China’s Sinopharm announced [September 14] that it would provide emergency doses of one of its two trial vaccines to the United Arab Emirates, prioritizing the U.S. ally over the vast majority of Chinese. China is now the sole supplier of coronavirus vaccine to the Middle East.
Meanwhile, Russia’s sovereign wealth fund signed a deal this week to supply India with 100 million doses of the Sputnik V vaccine.
These moves have thrown Western policymakers off balance. American health-care experts say the United States should not rush out its own vaccine in response. But that leaves China and Russia as the only countries wielding this valuable diplomatic tool for potentially months to come.
The upshot is that by next year, China and Russia may have purchased significant geopolitical power by having bent the rules and rushed out their vaccines. It is also possible their vaccines may fail, at enormous human cost.

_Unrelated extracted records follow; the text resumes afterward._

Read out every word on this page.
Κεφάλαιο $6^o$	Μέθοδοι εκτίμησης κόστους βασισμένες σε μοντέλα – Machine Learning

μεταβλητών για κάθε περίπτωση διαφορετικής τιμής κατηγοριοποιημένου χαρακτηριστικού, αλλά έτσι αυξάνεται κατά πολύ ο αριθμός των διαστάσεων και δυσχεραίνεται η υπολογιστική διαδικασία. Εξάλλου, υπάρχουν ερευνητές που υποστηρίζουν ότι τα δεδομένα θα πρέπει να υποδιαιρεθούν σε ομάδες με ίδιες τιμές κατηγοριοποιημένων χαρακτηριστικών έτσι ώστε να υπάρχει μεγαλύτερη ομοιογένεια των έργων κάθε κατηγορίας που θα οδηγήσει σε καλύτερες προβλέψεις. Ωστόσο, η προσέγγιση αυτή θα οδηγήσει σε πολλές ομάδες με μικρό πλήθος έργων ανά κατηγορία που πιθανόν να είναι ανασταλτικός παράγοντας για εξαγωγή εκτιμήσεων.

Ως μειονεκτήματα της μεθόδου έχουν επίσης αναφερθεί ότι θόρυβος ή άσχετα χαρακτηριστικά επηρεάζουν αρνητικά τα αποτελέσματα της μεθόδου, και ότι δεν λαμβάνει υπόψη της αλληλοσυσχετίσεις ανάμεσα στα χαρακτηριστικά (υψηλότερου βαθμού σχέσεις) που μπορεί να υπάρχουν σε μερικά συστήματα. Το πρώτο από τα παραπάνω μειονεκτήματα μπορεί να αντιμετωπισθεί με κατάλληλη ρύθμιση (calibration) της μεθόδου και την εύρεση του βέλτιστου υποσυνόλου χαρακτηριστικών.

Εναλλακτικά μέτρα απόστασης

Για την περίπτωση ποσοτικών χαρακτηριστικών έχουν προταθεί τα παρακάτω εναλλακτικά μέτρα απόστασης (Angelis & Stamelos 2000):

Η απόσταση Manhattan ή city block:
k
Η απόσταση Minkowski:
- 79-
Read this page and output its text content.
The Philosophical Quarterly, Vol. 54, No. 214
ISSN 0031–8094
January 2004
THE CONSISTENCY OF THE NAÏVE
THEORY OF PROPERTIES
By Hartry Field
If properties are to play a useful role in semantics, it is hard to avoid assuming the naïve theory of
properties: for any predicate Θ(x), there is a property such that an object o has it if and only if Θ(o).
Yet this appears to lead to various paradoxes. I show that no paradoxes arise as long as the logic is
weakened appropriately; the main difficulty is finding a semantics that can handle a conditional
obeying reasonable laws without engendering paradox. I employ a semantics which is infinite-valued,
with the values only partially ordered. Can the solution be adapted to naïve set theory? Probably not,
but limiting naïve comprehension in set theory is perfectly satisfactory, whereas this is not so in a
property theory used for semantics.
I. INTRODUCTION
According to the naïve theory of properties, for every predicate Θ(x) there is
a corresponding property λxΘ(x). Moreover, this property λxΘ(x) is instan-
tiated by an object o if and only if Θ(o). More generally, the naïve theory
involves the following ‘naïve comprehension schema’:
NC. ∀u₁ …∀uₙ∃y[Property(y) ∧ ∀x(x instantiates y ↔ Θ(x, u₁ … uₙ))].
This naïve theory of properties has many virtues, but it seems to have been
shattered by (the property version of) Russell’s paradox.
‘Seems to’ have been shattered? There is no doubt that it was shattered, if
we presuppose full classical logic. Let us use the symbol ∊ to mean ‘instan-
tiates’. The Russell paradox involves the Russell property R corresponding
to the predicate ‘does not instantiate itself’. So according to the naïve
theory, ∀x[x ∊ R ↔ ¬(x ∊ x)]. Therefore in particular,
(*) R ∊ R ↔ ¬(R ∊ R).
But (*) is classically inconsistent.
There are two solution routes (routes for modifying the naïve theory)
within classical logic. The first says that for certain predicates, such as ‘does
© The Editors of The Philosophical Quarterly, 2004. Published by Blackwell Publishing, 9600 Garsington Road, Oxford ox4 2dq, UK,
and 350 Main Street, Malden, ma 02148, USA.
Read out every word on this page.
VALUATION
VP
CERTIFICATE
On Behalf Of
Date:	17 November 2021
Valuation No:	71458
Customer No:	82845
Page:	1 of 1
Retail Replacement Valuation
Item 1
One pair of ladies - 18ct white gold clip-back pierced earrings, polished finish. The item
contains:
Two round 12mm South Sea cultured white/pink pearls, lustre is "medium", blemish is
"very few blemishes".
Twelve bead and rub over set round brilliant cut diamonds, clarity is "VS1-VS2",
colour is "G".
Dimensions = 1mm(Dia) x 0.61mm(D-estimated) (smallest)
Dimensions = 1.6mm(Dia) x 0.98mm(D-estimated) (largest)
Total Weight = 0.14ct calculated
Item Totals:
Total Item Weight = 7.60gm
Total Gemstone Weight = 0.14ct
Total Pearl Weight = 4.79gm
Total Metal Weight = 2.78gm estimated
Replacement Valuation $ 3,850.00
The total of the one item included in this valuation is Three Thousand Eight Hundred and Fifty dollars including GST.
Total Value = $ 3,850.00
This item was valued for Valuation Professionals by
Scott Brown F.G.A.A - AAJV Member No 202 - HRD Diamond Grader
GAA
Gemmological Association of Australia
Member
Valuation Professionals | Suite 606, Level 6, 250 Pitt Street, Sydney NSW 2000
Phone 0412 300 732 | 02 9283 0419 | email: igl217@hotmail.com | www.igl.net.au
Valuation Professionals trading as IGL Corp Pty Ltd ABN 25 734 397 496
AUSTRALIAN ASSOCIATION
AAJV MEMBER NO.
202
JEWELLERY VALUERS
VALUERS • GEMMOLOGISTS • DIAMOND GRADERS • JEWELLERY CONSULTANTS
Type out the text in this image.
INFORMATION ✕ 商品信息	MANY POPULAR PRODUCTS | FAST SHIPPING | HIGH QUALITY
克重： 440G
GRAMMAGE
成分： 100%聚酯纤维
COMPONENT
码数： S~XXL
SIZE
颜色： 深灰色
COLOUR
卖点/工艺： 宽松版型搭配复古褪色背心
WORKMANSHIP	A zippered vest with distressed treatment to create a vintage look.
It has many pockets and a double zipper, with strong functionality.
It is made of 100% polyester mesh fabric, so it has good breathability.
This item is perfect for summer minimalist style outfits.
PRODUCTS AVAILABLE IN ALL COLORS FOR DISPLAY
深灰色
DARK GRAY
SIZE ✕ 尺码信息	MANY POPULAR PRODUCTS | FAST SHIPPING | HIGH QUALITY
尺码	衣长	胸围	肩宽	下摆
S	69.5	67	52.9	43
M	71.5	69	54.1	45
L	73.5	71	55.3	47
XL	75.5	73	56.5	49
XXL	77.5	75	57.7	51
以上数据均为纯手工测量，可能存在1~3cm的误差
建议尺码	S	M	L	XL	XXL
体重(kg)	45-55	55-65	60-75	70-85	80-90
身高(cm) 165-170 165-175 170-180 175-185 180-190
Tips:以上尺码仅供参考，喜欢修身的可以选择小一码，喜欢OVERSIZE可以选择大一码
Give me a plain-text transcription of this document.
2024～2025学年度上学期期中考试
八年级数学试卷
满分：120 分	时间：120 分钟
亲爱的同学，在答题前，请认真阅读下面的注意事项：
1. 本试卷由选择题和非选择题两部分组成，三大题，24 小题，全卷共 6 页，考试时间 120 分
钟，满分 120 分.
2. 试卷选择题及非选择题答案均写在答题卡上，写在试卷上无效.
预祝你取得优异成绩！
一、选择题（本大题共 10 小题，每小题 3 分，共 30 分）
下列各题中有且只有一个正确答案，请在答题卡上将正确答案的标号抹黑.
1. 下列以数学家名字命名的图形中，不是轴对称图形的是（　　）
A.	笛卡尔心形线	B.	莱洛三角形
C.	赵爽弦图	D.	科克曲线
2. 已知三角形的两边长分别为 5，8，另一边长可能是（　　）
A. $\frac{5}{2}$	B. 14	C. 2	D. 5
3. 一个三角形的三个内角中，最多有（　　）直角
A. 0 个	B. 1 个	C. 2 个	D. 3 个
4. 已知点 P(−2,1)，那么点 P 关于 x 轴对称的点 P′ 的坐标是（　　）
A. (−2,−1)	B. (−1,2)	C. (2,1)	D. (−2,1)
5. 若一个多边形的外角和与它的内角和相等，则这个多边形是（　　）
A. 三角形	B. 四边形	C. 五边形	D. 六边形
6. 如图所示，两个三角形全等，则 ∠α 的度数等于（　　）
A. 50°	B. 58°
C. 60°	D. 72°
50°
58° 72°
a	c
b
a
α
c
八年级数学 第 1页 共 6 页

“It’s really insane and a terrible idea,” Arthur Caplan, head of the division of medical ethics at New York University’s Grossman School of Medicine, said of China and Russia not waiting for the results of Phase 3 trials. “It’s staggeringly hard to comprehend.”
But if China’s bet pays off — if its vaccines prove to be safe and effective — it could cement its lead over the West in economic recovery in 2021, while also using the vaccine as a powerful diplomatic tool.